• Camila Bomfim, TV Globo, Brasília

Nomeação de Segovia como adido na Itália seguiu rito especial, diz Itamaraty

Processo dura meses, mas foi encurtado para 2 dias; segundo ministério, não houve devida consulta. Segovia foi demitido da direção-geral da PF na semana passada.

O ex-diretor-geral da PF Fernando Segovia, novo adido na Itália (Foto: Ueslei Marcelino/Reuters)

Foto: Ueslei Marcelino/Reuters

O ex-diretor-geral da PF Fernando Segovia, novo adido na Itália

Ministério das Relações Exteriores informou nesta segunda-feira (5) que a nomeação do ex-diretor-geral da Polícia Federal (PF) Fernando Segovia como adido na Itália seguiu um rito especial. Geralmente, o processo de nomeação para o cargo de adido em Roma dura meses, mas foi encurtado para dois dias. Isso porque, segundo o ministério, não houve a devida consulta – leia os detalhes mais abaixo. Além disso, a nomeação de Segovia desrespeitou regras internas da PF, segundo as quais ele só poderia assumir como adido na Itália em 2020 – entenda ao final desta reportagem. Na última terça (27), Fernando Segovia foi demitido da direção-geral da PF e substituído por Rogério Galloro. Um dia depois, na quarta (28), o presidente Michel Temer informou em entrevista que Segovia assumiria o cargo na Itália. A nomeação foi publicada no "Diário Oficial" na quinta (1º).

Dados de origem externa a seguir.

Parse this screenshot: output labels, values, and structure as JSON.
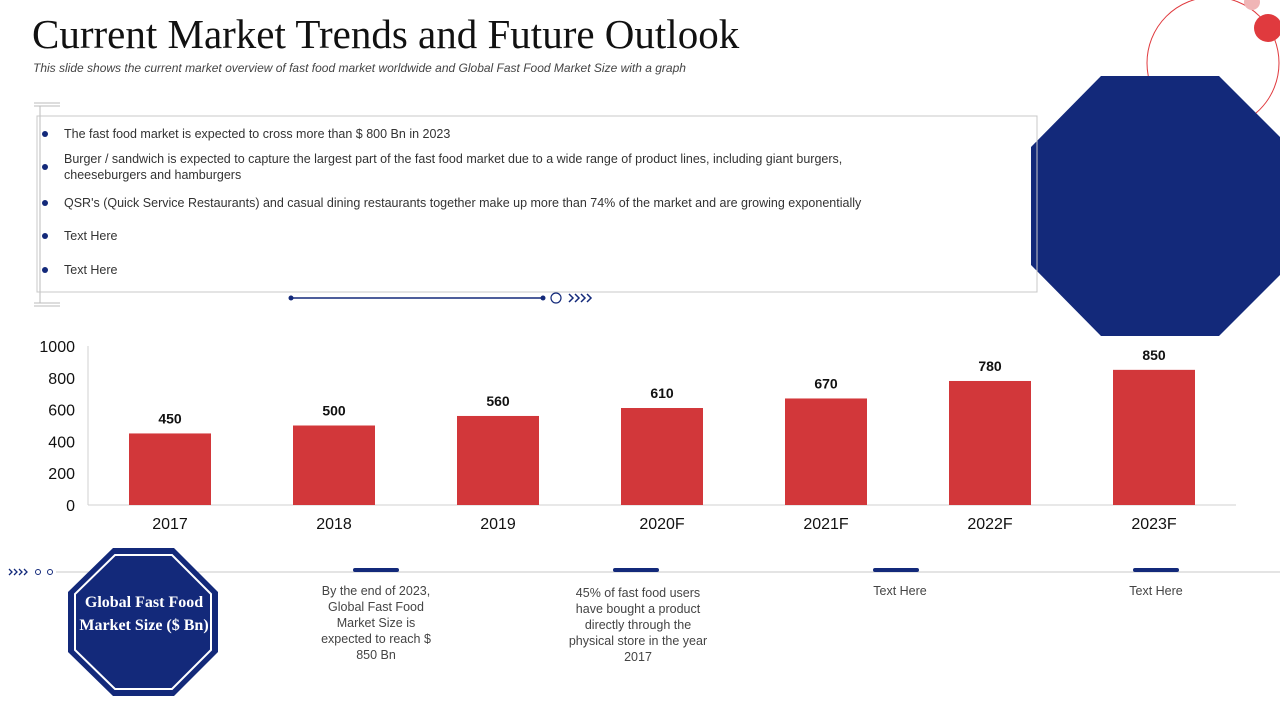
{
  "slide": {
    "title": "Current Market Trends and Future Outlook",
    "subtitle": "This slide shows the current market overview  of fast food market worldwide  and Global Fast Food Market Size with a graph"
  },
  "bullets": [
    {
      "text": "The fast food  market is expected to cross more than $ 800 Bn in 2023"
    },
    {
      "text": "Burger / sandwich is expected to capture the largest part of the fast food market due to a wide range of product lines, including giant burgers, cheeseburgers  and hamburgers"
    },
    {
      "text": "QSR's (Quick Service Restaurants) and casual dining restaurants together make up more than 74% of the market and are growing exponentially"
    },
    {
      "text": "Text Here"
    },
    {
      "text": "Text Here"
    }
  ],
  "badge": {
    "label": "Global Fast Food Market Size ($ Bn)"
  },
  "callouts": [
    {
      "text": "By the end of 2023, Global Fast Food Market Size is expected to reach $ 850 Bn"
    },
    {
      "text": "45% of fast food users have bought a product directly through the physical store in the year 2017"
    },
    {
      "text": "Text Here"
    },
    {
      "text": "Text Here"
    }
  ],
  "colors": {
    "navy": "#13297a",
    "red": "#d2373a",
    "accent_red": "#e03a3e"
  },
  "chart_data": {
    "type": "bar",
    "title": "",
    "xlabel": "",
    "ylabel": "",
    "categories": [
      "2017",
      "2018",
      "2019",
      "2020F",
      "2021F",
      "2022F",
      "2023F"
    ],
    "values": [
      450,
      500,
      560,
      610,
      670,
      780,
      850
    ],
    "data_labels": [
      "450",
      "500",
      "560",
      "610",
      "670",
      "780",
      "850"
    ],
    "yticks": [
      0,
      200,
      400,
      600,
      800,
      1000
    ],
    "ylim": [
      0,
      1000
    ],
    "grid": false
  }
}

Entenda De acordo com o Ministério das Relações Exteriores, as normas aplicadas a todos os adidos preveem que o nome de Segovia deveria ter sido, primeiro, informado ao Itamaraty. A pasta, então, repassaria a indicação para a embaixada brasileira em Roma que, em seguida, consultaria o governo italiano. O país, na sequência, diria se tem alguma objeção ao nome indicado pelo Brasil. Essa consulta (beneplácito), sigilosa, faz parte das normas diplomáticas e é exigida pela Itália, embora nem todos os países adotem a mesma regra. À TV Globo, o Itamaraty informou não ter sido comunicado pelo governo, via Casa Civil, para proceder a esses trâmites. E, por isso, a nomeação de Segovia como adido não foi assinada pelo ministro Aloysio Nunes, somente pelo presidente Michel Temer e pelo ministro da Segurança Pública, Raul Jungmann. A TV Globo procurou a Casa Civil e o Ministério da Segurança Pública e aguardava resposta até a última atualização desta reportagem.

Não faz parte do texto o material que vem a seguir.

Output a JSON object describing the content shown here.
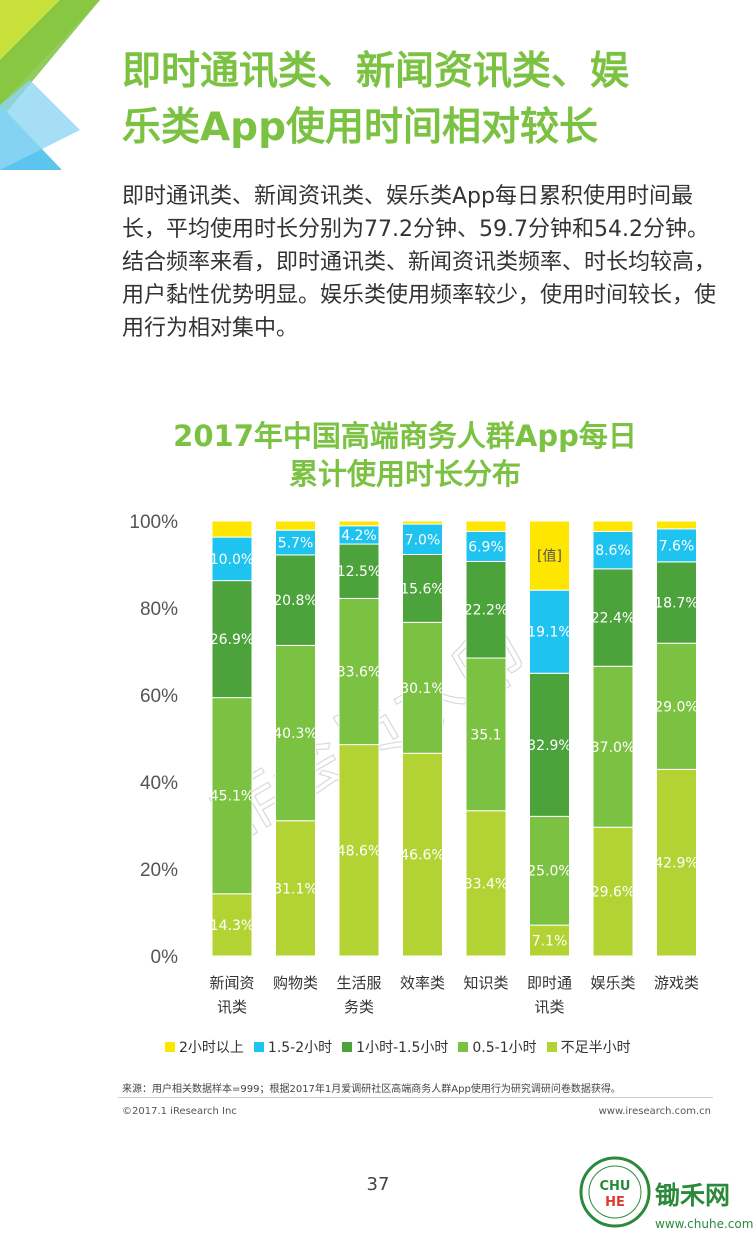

Como fica o processo Agora, o Itamaraty terá de inverter a sequência de consultas. Com Segovia nomeado, o Brasil irá procurar a Itália, via embaixada em Roma. Mesmo assim, isso só poderá ser feito quando a Casa Civil informar o Ministério das Relações Exteriores, o que ainda não aconteceu. Adidos da PF e integrantes do Itamaraty avaliaram à TV Globo, sob anonimato, que a forma como foi feita a escolha de Segovia para o cargo na Itália "causa estranheza" e mostra o "açodamento e a pressa" do presidente Michel Temer na escolha. Ex-adidos explicaram ainda que, durante a missão, o adido passa a fazer parte do corpo diplomático brasileiro e, por isso, o Itamaraty precisa chancelar a nomeação, já que o indicado vai trabalhar com o embaixador.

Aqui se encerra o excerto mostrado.